To investigate the dynamic life of RNA in neural cells, we employ a powerful suite of modern techniques. A key focus is on local translation—the process by which proteins are synthesized directly at the synapse in response to neuronal activity. To isolate this critical compartment, we utilize sophisticated methods such as synaptosome isolation by FACS and gradient centrifugation, allowing us to purify functional synaptic junctions and directly examine the translational events. We complement this with translatome profiling to capture a global snapshot of all the mRNAs actively being translated into proteins, giving us an unparalleled view of the functional genome. To bridge the gap between basic discovery and human disease, we utilize iPSC-derived cell types (such as neurons and astrocytes), creating human-relevant models that allow us to study disease mechanisms and screen for potential therapeutics in a patient-specific context.
Our work delves into the specific mechanisms that govern RNA function and fate. We investigate how RNA editing fine-tunes the genetic code post-transcriptionally and how RNA splicing creates a vast diversity of proteins from a limited set of genes. Furthermore, we are probing the role of RNA structure itself, understanding that its three-dimensional shape is a critical determinant of its function. Crucially, we study how these fundamental mechanisms are dynamically regulated by physiological and stress conditions. We explore how challenges such as hypoxia, fluctuations in temperature, and the cycles of sleep rewire the RNA regulatory landscape, revealing how the brain's molecular machinery adapts to the changing demands of its environment.

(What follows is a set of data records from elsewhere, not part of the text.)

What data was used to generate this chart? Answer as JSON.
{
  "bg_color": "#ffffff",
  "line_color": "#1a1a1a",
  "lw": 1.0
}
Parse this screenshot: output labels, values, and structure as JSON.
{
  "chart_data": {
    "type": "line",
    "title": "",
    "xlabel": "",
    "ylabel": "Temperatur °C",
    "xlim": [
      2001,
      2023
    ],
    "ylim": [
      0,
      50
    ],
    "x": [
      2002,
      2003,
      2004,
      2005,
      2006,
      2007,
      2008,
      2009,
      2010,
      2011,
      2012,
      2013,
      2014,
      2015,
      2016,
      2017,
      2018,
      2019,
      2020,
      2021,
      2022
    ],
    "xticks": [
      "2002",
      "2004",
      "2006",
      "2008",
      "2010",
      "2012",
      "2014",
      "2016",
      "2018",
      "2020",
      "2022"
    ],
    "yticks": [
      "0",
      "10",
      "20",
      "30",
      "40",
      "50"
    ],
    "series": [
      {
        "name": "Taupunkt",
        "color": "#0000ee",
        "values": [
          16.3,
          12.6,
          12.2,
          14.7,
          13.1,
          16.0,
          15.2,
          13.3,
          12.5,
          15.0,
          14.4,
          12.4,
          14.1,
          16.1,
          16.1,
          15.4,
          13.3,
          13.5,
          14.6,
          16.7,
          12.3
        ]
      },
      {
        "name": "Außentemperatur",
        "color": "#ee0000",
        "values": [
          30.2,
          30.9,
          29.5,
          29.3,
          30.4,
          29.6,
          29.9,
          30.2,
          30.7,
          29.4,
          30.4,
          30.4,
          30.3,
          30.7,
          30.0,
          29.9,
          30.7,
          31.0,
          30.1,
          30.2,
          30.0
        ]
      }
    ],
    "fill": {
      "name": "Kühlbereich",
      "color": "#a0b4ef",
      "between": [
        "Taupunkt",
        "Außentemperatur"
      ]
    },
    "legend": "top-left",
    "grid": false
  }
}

The ultimate goal of our research is to translate mechanistic insights into a deeper understanding of human disease. We apply our expertise in RNA biology to a range of neurological conditions where RNA dysregulation is strongly implicated. This includes epilepsy, where altered neuronal excitability may stem from faulty RNA editing or splicing; brain tumours, which often impaired RNA regulatory pathways for uncontrolled growth; and neurodegenerative diseases, characterized by the accumulation of misfolded proteins that can be directly linked to errors in RNA processing and translation.By integrating our expertise in techniques, mechanisms, and disease models, we strive to paint a comprehensive picture of RNA biology in health and disease, with the hope of identifying novel diagnostic markers and therapeutic targets for the patients of tomorrow.